Ambassador Stephen Hoza: We can’t predict the results of the election or what the next President’s policies will be. However, we can say that the beauty of democratic systems are in their absolute commitment to respecting the will of the people in their choice of leaders, and the constitutional processes that ensure smooth transitions from one chief executive to the next.
On the day our new President is sworn in, this Embassy, the State Department, our military and our entire government will, as required by our constitution, immediately go to work on ensuring that his or her policies are faithfully executed in a manner consistent with our laws and regulations and that The Peoples’ business continues uninterrupted.
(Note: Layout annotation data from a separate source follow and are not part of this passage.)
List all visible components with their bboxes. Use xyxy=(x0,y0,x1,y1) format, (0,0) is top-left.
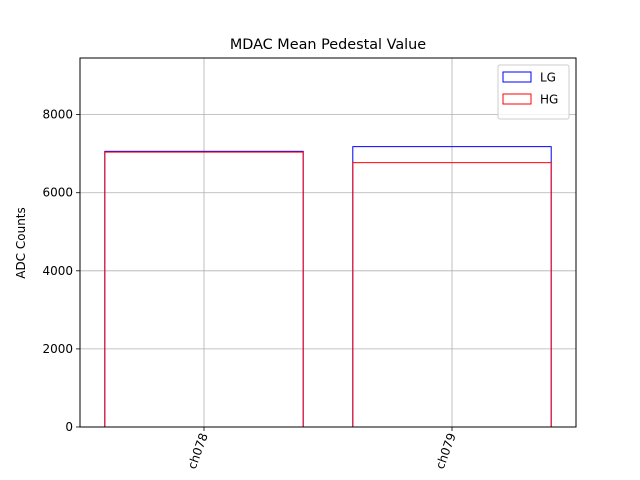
plot-frame xyxy=(79,57,577,428)
legend-label-lg: LG xyxy=(540,71,556,85)
chart-title: MDAC Mean Pedestal Value xyxy=(230,37,426,53)
x-axis: ch078 ch079 xyxy=(185,427,459,471)
y-axis-label: ADC Counts xyxy=(14,207,28,279)
y-tick-label: 0 xyxy=(65,420,73,434)
legend-swatch-hg xyxy=(502,93,532,105)
gridlines xyxy=(80,58,576,428)
legend-swatch-lg xyxy=(502,71,532,83)
x-tick-label: ch079 xyxy=(433,431,459,471)
y-tick-label: 6000 xyxy=(42,186,73,200)
bars xyxy=(104,146,552,428)
legend: LG HG xyxy=(497,64,570,120)
y-tick-label: 2000 xyxy=(42,342,73,356)
y-tick-label: 4000 xyxy=(42,264,73,278)
legend-label-hg: HG xyxy=(540,93,558,107)
legend-frame xyxy=(497,64,570,120)
x-tick-label: ch078 xyxy=(185,431,211,471)
y-tick-label: 8000 xyxy=(42,108,73,122)
y-axis: 0 2000 4000 6000 8000 xyxy=(42,108,80,434)
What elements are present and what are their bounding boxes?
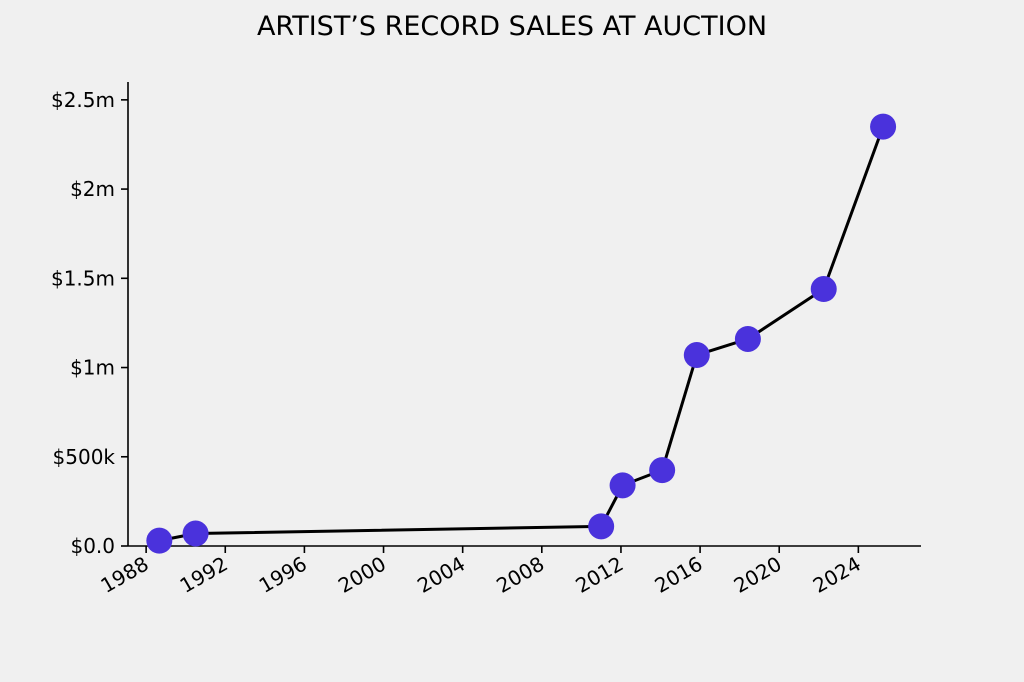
series-line — [159, 126, 885, 543]
x-tick-label: 2008 — [492, 552, 548, 598]
x-tick-label: 2020 — [730, 552, 786, 598]
chart-title: ARTIST’S RECORD SALES AT AUCTION — [257, 11, 767, 42]
x-tick-label: 1988 — [97, 552, 153, 598]
y-tick-label: $0.0 — [70, 534, 115, 558]
x-tick-label: 2012 — [571, 552, 627, 598]
data-point — [182, 520, 209, 547]
x-tick-label: 2004 — [413, 552, 469, 598]
y-tick-label: $1.5m — [51, 266, 115, 290]
data-point — [146, 527, 173, 554]
data-point — [588, 513, 615, 540]
y-tick-label: $1m — [70, 356, 115, 380]
data-point — [609, 472, 636, 499]
data-point — [810, 276, 837, 303]
axes: $0.0 $500k $1m $1.5m $2m $2.5m 1988 1992 1996 200… — [51, 82, 921, 598]
data-point — [734, 325, 761, 352]
plot-area — [146, 113, 897, 554]
x-tick-label: 2000 — [334, 552, 390, 598]
data-point — [683, 342, 710, 369]
x-tick-label: 1996 — [255, 552, 311, 598]
data-point — [870, 113, 897, 140]
data-point — [649, 457, 676, 484]
y-tick-label: $500k — [53, 445, 116, 469]
y-tick-label: $2m — [70, 177, 115, 201]
x-tick-label: 1992 — [176, 552, 232, 598]
y-tick-label: $2.5m — [51, 88, 115, 112]
x-tick-label: 2024 — [809, 552, 865, 598]
x-tick-label: 2016 — [650, 552, 706, 598]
All federal employees pledge allegiance to the Constitution of the United States because it is that document that sets out our responsibilities to the office of the President and the people of the United States, and it is the values embodied by the constitution that carry over from one administration to the next, regardless of specific political programs and policies presidents are elected to enact.
And those values will continue to underpin our actions and activities now and in the future. As always, we are not focused on our position and power, but on our partnerships and their potential to promote stability and better lives for all. We are focusing on what we’re doing right now, both in Cameroon, and around the world, and our commitment to engagement in so many regions is not going to stop.